Existential Risk and Regulation
The discussion around the “existential risk” of AI and language models is often characterized by “undisciplined” and “neurotic” narratives [01:17:29].
- Real Risks vs. Overheated Speculation: While there are significant risks, including the “Eleazar paperclip maximizer” scenario, these are not imminent [01:17:56]. Current “overheated speculations” are largely seen as “marketing” to secure resources for longer-term problems [01:18:46].
- Types of Risks:
- Misuse of Narrow AI: People doing “bad things with narrow AI,” such as building state-of-the-art police states using facial recognition and data tracking, as seen in China [01:19:03]. While not existential, these pose a significant risk to the world [01:19:28].
- “Idiocracy Risk”: As AI becomes more capable, humans may “delegate our capacities to the machines” and stop investing in developing intellectual skills, leading to a societal de-evolution [01:19:57]. This raises concerns about the fragility of the technosphere; a major solar flare could disable infrastructure, leaving a de-skilled populace vulnerable [01:20:30].
- Acceleration of “Game A”: AI could accelerate the current “game A” (the status quo, heading towards unsustainability) by making manufacturing cheaper, raw material extraction easier, and fostering technological advancements [01:21:23]. This could halve the time humanity has to address global challenges [01:21:49].
- Historical Precedent for Regulation: History offers precedents for managing technological risks:
- Genetic Engineering: Recombinant DNA (1970s) and CRISPR (late 1980s) saw self-moratoriums and a lack of stringent regulation, yet major disasters were averted [01:22:28].
- Nuclear Weapons: After the first atomic bomb in 1945, there were early ideas for regulating nuclear materials (Truman) and later non-proliferation treaties (post-Cuban Missile Crisis in the 1960s) [01:23:41].
- Automobile: Over 100 years, fatalities per mile from automobiles have reduced by 95% due to incremental regulations like traffic lights, seatbelts, airbags, and driving tests [01:23:47].

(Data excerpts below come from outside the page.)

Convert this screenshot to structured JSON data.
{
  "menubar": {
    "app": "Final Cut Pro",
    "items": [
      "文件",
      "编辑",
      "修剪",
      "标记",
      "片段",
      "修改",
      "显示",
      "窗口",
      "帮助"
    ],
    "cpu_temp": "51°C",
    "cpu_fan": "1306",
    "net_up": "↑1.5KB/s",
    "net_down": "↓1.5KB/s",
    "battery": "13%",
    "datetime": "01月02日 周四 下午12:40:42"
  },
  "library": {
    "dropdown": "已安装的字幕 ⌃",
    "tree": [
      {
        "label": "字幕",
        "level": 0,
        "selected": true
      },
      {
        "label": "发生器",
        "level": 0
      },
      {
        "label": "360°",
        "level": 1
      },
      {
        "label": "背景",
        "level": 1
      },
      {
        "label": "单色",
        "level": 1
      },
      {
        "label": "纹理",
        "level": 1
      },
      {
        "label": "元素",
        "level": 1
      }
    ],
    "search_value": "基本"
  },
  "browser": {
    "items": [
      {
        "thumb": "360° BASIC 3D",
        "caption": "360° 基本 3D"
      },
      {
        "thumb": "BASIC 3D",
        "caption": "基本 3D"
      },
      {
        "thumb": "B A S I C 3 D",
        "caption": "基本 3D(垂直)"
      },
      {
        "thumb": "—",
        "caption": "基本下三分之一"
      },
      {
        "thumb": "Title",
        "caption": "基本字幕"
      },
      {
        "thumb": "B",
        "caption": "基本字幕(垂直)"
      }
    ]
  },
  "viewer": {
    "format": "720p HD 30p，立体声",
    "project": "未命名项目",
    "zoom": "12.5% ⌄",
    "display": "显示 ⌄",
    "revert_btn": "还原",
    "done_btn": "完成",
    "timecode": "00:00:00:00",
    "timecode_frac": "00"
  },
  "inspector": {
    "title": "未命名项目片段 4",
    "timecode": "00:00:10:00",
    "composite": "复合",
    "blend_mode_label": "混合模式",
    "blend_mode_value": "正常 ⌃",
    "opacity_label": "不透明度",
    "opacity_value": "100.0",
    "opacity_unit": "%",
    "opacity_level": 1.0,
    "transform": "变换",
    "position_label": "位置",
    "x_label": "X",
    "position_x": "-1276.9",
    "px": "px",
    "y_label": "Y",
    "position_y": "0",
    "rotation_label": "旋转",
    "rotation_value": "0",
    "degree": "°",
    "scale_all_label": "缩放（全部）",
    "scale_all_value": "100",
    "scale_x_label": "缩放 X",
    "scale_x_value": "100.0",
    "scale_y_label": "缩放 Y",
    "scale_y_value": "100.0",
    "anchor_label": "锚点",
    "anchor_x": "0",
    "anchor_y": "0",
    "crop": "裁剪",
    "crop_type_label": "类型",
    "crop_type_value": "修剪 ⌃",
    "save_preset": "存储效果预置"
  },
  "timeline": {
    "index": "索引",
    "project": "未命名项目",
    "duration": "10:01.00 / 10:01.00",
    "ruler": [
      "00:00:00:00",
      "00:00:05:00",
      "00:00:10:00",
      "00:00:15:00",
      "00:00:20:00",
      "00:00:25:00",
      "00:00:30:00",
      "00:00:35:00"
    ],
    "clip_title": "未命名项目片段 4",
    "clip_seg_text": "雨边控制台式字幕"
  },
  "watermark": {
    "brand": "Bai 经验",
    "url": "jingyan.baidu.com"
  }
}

- Call for Empirical Approach: The current debate around AI and language models needs “empirically informed discussion” and “small regulatory interventions” rather than “super Draconian proposals” or “science fiction prognostication” [01:24:36].
Future Outlook
- Rapid Advancement: The rapid acceleration of AI and language models development means we are on a steep part of the S-curve of technological progress [01:25:03]. Costs for building models are decreasing rapidly, with small state-of-the-art models costing as little as $1,000 [01:26:50].
- Phase Changes: There’s speculation about new “phase changes” in AI, such as GPT5 being trained on video, which might allow it to “induce physics” and gain a “completely new way” of understanding reality [01:26:00].
- Information Agents: One potential positive application of these technologies is the development of “info agents” [01:28:40]. These AI agents would filter information, curate content, and interact on behalf of individuals, buffering them from the overwhelming “flood of sludge” on the internet [01:28:47]. This could lead to an ecosystem of mutual curation and more controlled information flow, similar to how spam filters solved the email meltdown of the mid-1990s [01:31:07].
- Human Adaptation: While some may choose to “counter technology by ignoring it,” history shows that humans adapt to dangerous technologies incrementally, as seen with fire and language [01:32:50]. The future may see a bifurcation, with some individuals becoming “completely hypnotized” by advanced attention-hijacking technologies, while others develop “a whole different pattern away from it,” demonstrating humanity’s adaptive capacity [01:34:04].